I posted the Igor Chudov link. What are you talking about exactly?
My mistake, this is the actual study Igor mentions.....
https://pubs.rsna.org/doi/10.1148/radiol.232244
Couple points of interest; as I read this....
"Unfortunately, in routine clinical practice, 18F FDG PET/CT is a terrible tracer with which to evaluate myocardial inflammation. This is because glucose is the normal source of energy for the myocardium—almost all patients have high myocardial uptake. Typical disease processes of interest (infection or inflammatory disease) also result in high myocardial uptake. Routine PET/CT cannot help to reliably identify higher activity due to inflammation on an already high background of normal myocardium. Special steps need to be taken."
This is in reference to the other study, from a Japanese physician. Also...
"The main results are asymptomatic patients vaccinated for COVID-19 before PET had about 40% greater radiotracer activity in the myocardium than unvaccinated individuals. The
P value was low, less than .001. This translates to only one time out of 1000 that these results would occur by chance.

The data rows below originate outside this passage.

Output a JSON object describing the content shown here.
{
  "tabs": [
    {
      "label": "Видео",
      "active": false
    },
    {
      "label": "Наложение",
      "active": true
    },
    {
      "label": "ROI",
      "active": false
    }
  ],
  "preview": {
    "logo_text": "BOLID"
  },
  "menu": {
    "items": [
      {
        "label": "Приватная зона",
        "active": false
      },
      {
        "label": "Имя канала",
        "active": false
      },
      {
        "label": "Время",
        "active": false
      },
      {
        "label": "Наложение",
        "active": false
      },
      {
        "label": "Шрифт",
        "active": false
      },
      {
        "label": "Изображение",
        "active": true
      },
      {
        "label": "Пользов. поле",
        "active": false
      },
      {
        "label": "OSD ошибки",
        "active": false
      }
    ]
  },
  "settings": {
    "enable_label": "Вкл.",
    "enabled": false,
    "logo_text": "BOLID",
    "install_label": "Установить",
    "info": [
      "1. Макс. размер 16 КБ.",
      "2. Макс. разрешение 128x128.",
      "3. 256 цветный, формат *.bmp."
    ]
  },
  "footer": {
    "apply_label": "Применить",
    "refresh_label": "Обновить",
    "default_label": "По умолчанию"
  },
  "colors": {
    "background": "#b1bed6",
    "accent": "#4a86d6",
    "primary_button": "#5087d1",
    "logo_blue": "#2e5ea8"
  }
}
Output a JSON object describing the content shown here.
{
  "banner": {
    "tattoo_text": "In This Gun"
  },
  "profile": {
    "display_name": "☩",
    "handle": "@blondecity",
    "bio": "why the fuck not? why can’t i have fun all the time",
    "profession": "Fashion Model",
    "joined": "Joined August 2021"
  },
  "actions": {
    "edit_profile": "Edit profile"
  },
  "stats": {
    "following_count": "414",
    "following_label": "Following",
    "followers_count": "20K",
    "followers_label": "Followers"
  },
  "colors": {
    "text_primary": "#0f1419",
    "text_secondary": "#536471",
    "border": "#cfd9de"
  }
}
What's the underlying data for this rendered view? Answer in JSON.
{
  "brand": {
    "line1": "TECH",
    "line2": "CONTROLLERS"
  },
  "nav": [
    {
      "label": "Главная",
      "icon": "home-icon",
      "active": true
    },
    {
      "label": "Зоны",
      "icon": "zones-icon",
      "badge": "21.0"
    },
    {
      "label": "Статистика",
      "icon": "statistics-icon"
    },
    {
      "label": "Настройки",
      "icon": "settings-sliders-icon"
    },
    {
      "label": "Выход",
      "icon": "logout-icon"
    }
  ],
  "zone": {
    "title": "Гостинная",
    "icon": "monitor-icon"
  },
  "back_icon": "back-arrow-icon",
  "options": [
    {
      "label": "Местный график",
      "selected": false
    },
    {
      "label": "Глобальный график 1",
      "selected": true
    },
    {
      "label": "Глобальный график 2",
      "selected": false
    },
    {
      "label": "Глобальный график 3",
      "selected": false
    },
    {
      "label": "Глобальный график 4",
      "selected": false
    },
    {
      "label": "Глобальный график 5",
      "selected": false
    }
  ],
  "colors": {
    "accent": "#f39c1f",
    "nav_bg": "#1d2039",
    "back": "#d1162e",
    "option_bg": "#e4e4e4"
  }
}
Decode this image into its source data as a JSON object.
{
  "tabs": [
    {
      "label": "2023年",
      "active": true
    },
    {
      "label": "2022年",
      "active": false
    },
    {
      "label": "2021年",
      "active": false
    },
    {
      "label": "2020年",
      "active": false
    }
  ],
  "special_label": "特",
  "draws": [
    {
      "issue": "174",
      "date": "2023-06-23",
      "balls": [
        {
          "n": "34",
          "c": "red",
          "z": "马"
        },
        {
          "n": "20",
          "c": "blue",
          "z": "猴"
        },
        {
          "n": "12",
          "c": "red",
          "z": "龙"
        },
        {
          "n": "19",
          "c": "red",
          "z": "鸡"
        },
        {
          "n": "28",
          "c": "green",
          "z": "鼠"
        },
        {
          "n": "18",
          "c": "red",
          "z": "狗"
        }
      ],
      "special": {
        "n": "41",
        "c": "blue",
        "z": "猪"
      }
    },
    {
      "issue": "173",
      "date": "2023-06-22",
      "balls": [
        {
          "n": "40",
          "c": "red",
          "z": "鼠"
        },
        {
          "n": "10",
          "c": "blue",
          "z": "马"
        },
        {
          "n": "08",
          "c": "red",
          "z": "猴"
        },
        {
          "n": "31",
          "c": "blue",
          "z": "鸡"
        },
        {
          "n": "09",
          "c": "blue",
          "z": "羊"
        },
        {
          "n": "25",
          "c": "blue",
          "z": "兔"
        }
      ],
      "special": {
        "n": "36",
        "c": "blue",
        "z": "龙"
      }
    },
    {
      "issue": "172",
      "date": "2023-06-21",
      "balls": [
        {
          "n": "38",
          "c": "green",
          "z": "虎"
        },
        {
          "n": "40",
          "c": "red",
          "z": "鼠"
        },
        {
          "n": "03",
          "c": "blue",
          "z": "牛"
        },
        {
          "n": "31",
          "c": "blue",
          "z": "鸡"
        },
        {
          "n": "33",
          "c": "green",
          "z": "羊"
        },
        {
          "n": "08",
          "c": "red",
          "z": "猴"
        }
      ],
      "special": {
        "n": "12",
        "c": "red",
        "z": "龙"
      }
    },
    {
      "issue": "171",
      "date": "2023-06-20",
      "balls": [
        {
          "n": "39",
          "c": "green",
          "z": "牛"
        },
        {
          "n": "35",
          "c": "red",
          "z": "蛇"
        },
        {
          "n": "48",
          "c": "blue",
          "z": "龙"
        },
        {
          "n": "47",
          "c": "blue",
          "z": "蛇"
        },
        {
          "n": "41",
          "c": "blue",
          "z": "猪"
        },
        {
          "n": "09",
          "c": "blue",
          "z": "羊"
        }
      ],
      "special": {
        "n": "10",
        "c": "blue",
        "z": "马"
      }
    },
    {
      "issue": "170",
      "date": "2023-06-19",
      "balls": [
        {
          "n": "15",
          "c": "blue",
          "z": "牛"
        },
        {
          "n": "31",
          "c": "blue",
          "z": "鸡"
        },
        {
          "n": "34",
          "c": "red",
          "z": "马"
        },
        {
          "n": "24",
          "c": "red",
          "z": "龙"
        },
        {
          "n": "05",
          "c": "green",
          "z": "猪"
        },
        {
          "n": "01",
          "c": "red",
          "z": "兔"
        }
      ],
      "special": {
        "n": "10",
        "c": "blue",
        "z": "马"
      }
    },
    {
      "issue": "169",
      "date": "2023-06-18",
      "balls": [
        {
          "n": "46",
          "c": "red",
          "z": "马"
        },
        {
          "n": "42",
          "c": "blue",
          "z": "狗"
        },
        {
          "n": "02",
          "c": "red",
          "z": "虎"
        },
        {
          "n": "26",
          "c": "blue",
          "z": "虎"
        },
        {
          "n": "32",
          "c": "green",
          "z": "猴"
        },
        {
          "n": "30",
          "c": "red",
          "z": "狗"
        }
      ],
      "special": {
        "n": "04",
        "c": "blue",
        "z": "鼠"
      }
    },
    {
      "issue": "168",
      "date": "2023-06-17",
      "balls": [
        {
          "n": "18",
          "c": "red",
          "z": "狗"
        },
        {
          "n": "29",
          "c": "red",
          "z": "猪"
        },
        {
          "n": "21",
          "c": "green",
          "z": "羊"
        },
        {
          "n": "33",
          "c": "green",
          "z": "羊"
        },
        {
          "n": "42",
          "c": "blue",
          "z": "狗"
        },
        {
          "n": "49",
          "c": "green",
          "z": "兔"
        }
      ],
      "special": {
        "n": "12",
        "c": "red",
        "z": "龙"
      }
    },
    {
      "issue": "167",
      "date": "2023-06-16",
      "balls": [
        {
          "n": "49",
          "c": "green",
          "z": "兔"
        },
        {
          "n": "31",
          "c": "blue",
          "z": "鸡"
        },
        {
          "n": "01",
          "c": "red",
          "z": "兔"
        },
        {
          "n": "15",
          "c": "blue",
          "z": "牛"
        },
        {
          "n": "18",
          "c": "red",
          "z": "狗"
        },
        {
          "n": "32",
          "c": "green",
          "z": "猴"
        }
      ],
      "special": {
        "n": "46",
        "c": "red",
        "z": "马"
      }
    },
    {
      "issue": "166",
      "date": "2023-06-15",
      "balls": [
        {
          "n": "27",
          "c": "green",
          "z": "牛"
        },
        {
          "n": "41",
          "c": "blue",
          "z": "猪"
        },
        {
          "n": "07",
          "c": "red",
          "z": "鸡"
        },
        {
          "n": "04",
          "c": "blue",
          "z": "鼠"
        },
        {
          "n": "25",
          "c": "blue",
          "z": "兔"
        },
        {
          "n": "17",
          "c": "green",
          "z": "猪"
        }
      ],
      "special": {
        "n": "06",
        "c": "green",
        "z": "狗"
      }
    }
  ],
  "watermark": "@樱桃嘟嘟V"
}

These results are compelling, but we should remain suspicious without further analysis. There are simply too many things that can still go wrong with this comparison. Patients with cancer who get vaccinated tend to be older and perhaps at greater risk for being immunocompromised or needing chemotherapy. We do not know the full characteristics of vaccinated versus unvaccinated patients (including the course and nature of chemotherapy treatments). Prior studies showed that younger male individuals had more reports of vaccine-related myocarditis after their second dose of vaccine. Standardized uptake values are quantitative and useful, but metabolic derangements might also cause the same differences. In short, other differences besides vaccination could be responsible for differences between the two patient groups."
In summary he states:
"The investigators understood their first result was only the starting point. They next performed extensive sensitivity analyses (ie, looking at the same data from multiple different directions). What if we account for age differences between groups and the number of vaccinations? If mRNA vaccinations do cause asymptomatic myocardial inflammation, wouldn’t the effect be more likely shortly after vaccination rather than 6 months later? Many of us who had COVID-19 vaccines had flulike symptoms immediately after vaccination—perhaps those of us with common flulike reactions would have more myocardial inflammation as well? Could trained readers identify the differences visually? Or were the differences seen only after placing regions of interest on the heart that could be accidentally mispositioned? The list goes on. Great researchers are also skeptics—they need to prove the results to themselves.
Notably, the authors’ interrogation of their results held up to all these secondary ways of looking at their data. The authors were careful to conclude that in a subset of patients undergoing PET/CT and with low glucose levels and fasting, myocardial activity was greater in patients who received an mRNA vaccine than in those who did not. Greater myocardial activity after administration of an mRNA vaccine was present regardless of sex, age, or type of mRNA vaccine. Unfortunately, no myocardial enzyme analysis was available, and cardiac function was not available. In addition, the authors did not scrutinize the oncologic histories and treatments of their patient groups. Finally, in retrospective studies, there are always unknown factors that may lead to bias. Some patients get vaccinated, and some do not. In a retrospective study, we do not know if the reason individuals were vaccinated and had a PET/CT scan shortly thereafter has caused bias, potentially causing spurious results. The results are intriguing but unfortunately incomplete.
Vaccine manufacturers are aware of the adverse effects of mRNA vaccines. These adverse effects lead to vaccine hesitancy. The study results by Nakahara et al suggest that mild asymptomatic myocardial inflammation could be more common than we ever expected. This in turn would support a hypothesis of more severe systemic inflammation related to mRNA vaccination in some patients who present with symptomatic myocarditis. Fortunately, even with symptomatic myocarditis, most patients experience resolution of their symptoms within several days, most without permanent sequelae (
6). The next steps may involve manipulation of the mRNA vaccine or delivery system in an effort to reduce these adverse events."
It's a lot, and feel free to read the whole article but the bottom line for Dr Bloemke is we just don't know enough yet, and if someone does get Myocarditis as a result of the vaccine most times it will be minor and resolve quickly without permanent damage.